I haven't posted about books I've read in a long time, but I have read some unforgettable ones lately:
- Most recently, I finished The Devil's Food Cake Murder by Joanne Fluke. It was definitely light and fluffy, but the recipes throughout are to die for. Hannah owns a cookie shop and has an assortment of friends and family who help her solve murders in her little Minnesota town. I am going to write down a few of the recipes before I return the book to the library, and I anxiously await Fluke's cookbook, Murder She Baked, coming soon.
- Before that, I finished All the Pretty Horses by Cormac McCarthy for our book group this coming Wed. night. I had read it before but realized while reading that I had forgotten almost everything.

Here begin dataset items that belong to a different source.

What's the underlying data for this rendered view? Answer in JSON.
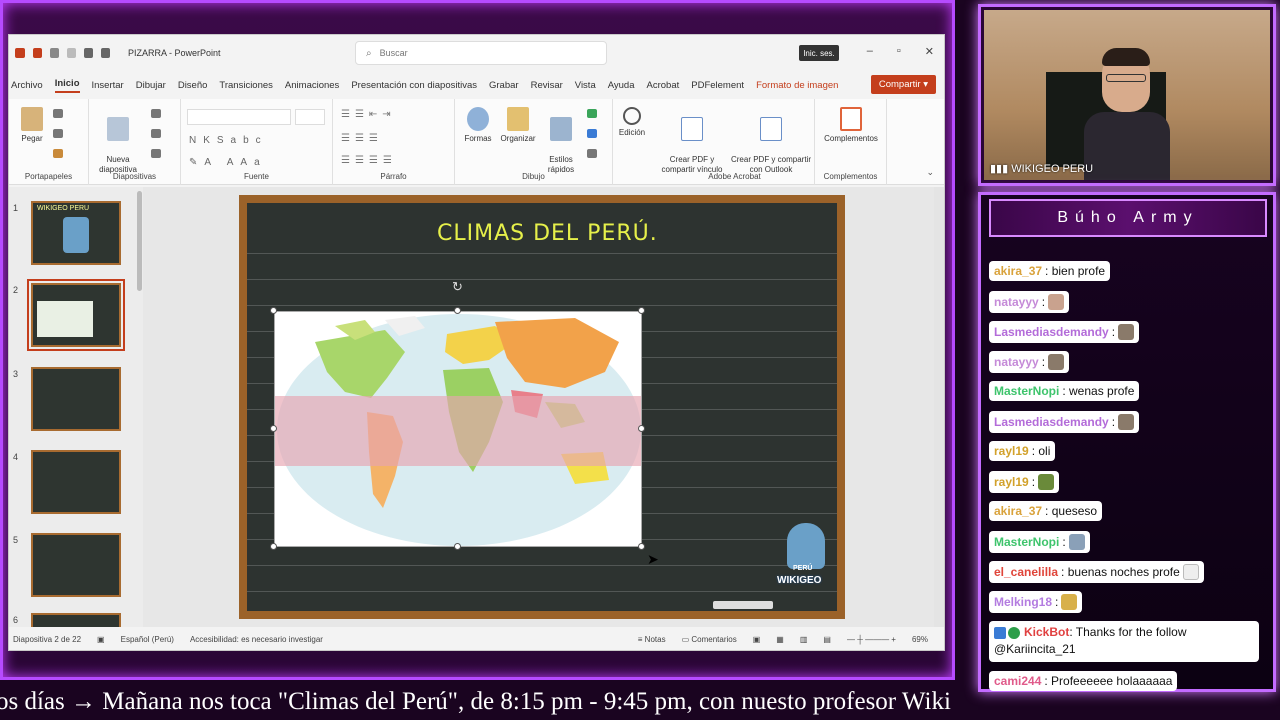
{
  "ppt": {
    "app_title": "PIZARRA - PowerPoint",
    "search_placeholder": "Buscar",
    "signin_label": "Inic. ses.",
    "menu": [
      "Archivo",
      "Inicio",
      "Insertar",
      "Dibujar",
      "Diseño",
      "Transiciones",
      "Animaciones",
      "Presentación con diapositivas",
      "Grabar",
      "Revisar",
      "Vista",
      "Ayuda",
      "Acrobat",
      "PDFelement",
      "Formato de imagen"
    ],
    "share_label": "Compartir",
    "ribbon": {
      "pegar": "Pegar",
      "nueva": "Nueva\ndiapositiva",
      "formas": "Formas",
      "organizar": "Organizar",
      "estilos": "Estilos\nrápidos",
      "edicion": "Edición",
      "crear_pdf": "Crear PDF y\ncompartir vínculo",
      "crear_pdf_outlook": "Crear PDF y compartir\ncon Outlook",
      "complementos": "Complementos",
      "groups": [
        "Portapapeles",
        "Diapositivas",
        "Fuente",
        "Párrafo",
        "Dibujo",
        "Adobe Acrobat",
        "Complementos"
      ]
    },
    "thumb_numbers": [
      "1",
      "2",
      "3",
      "4",
      "5",
      "6"
    ],
    "slide_title": "CLIMAS DEL PERÚ.",
    "logo_text": [
      "PERÚ",
      "WIKIGEO"
    ],
    "thumb1_text": "WIKIGEO PERU",
    "status": {
      "slide_count": "Diapositiva 2 de 22",
      "language": "Español (Perú)",
      "accessibility": "Accesibilidad: es necesario investigar",
      "notes": "Notas",
      "comments": "Comentarios",
      "zoom": "69%"
    }
  },
  "cam": {
    "label": "WIKIGEO PERU"
  },
  "chat": {
    "title": "Búho Army",
    "messages": [
      {
        "user": "akira_37",
        "color": "#d9a23b",
        "text": ": bien profe"
      },
      {
        "user": "natayyy",
        "color": "#c58ad8",
        "text": ":",
        "emote": true
      },
      {
        "user": "Lasmediasdemandy",
        "color": "#b36bd9",
        "text": ":",
        "emote": true
      },
      {
        "user": "natayyy",
        "color": "#c58ad8",
        "text": ":",
        "emote": true
      },
      {
        "user": "MasterNopi",
        "color": "#3ec46c",
        "text": ": wenas profe"
      },
      {
        "user": "Lasmediasdemandy",
        "color": "#b36bd9",
        "text": ":",
        "emote": true
      },
      {
        "user": "rayl19",
        "color": "#d2a12a",
        "text": ": oli"
      },
      {
        "user": "rayl19",
        "color": "#d2a12a",
        "text": ":",
        "emote": true
      },
      {
        "user": "akira_37",
        "color": "#d9a23b",
        "text": ": queseso"
      },
      {
        "user": "MasterNopi",
        "color": "#3ec46c",
        "text": ":",
        "emote": true
      },
      {
        "user": "el_canelilla",
        "color": "#e0453a",
        "text": ": buenas noches profe",
        "emote": true
      },
      {
        "user": "Melking18",
        "color": "#b37be0",
        "text": ":",
        "emote": true
      },
      {
        "user": "KickBot",
        "color": "#e04040",
        "text": ": Thanks for the follow @Kariincita_21"
      },
      {
        "user": "cami244",
        "color": "#e05a8a",
        "text": ": Profeeeeee holaaaaaa"
      }
    ]
  },
  "ticker": "os días  →  Mañana nos toca \"Climas del Perú\", de 8:15 pm - 9:45 pm, con nuesto profesor Wiki"
}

It's a western set in 1949 when 16-year-old John Grady Cole leaves his Texas ranch with a friend and heads into Mexico. He encounters quite a bit of violence, hard work, many horses, and love along the way. Even though all the dialog lacks punctuation, there's lots of untranslated Spanish, and it is fairly depressing, the language is quite poetic and the mood sticks.
- My favorite new-found author is Erin Hart, whose three mysteries are mostly set in Ireland. In the first novel, Haunted Ground, pathologist Nora Gavin and anthropologist Cormac Maguire investigate the discovery of a Centuries-old severed head in the peat bogs. Romance and intrigue ensue, and I'm already looking forward to the next book.
- Because so many others have raved, I finally got around to reading The Girl with the Dragon Tatoo by Stieg Larson last week. It was slow going at first and I almost set it aside a few times. But it really got going toward the middle. I was dismayed at the violence toward women, however, and don't plan to read the other two books in the series.
- But another book that "everyone" has been reading, The Book Thief by Markus Zusak, turned out to be great. It has been marketed for young adults but adults will like it, too, as it is told from the point of view of Death and a young girl during the Holocaust. The author has an unusual way of telling the story we are fairly familiar with.
- The Union Quilters by Jennifer Chiaverini was pretty good, not literary, but interesting Civil War fiction about what women were doing in the north while the men were at war or captured in prison. Since I've been handling antique quilts at the Vermont Historical Society every week, I have a greater appreciation for the women who made quilts to send to the front and to raffle off to raise funds for needed items to send the soldiers. This book also deals with the frustration black men felt when they were not allowed to serve in the Union army until late in the war.
- Finally, I plugged along with The Tea Lords by Halle Haase because it felt as if I was reading Roots. Haase based her novel on diaries and letters of Dutch tea planters in Indonesia and it could have been more gracefully written. Still, this story of one such plantation owner from youth to death mirrors the lives of many of my forebears.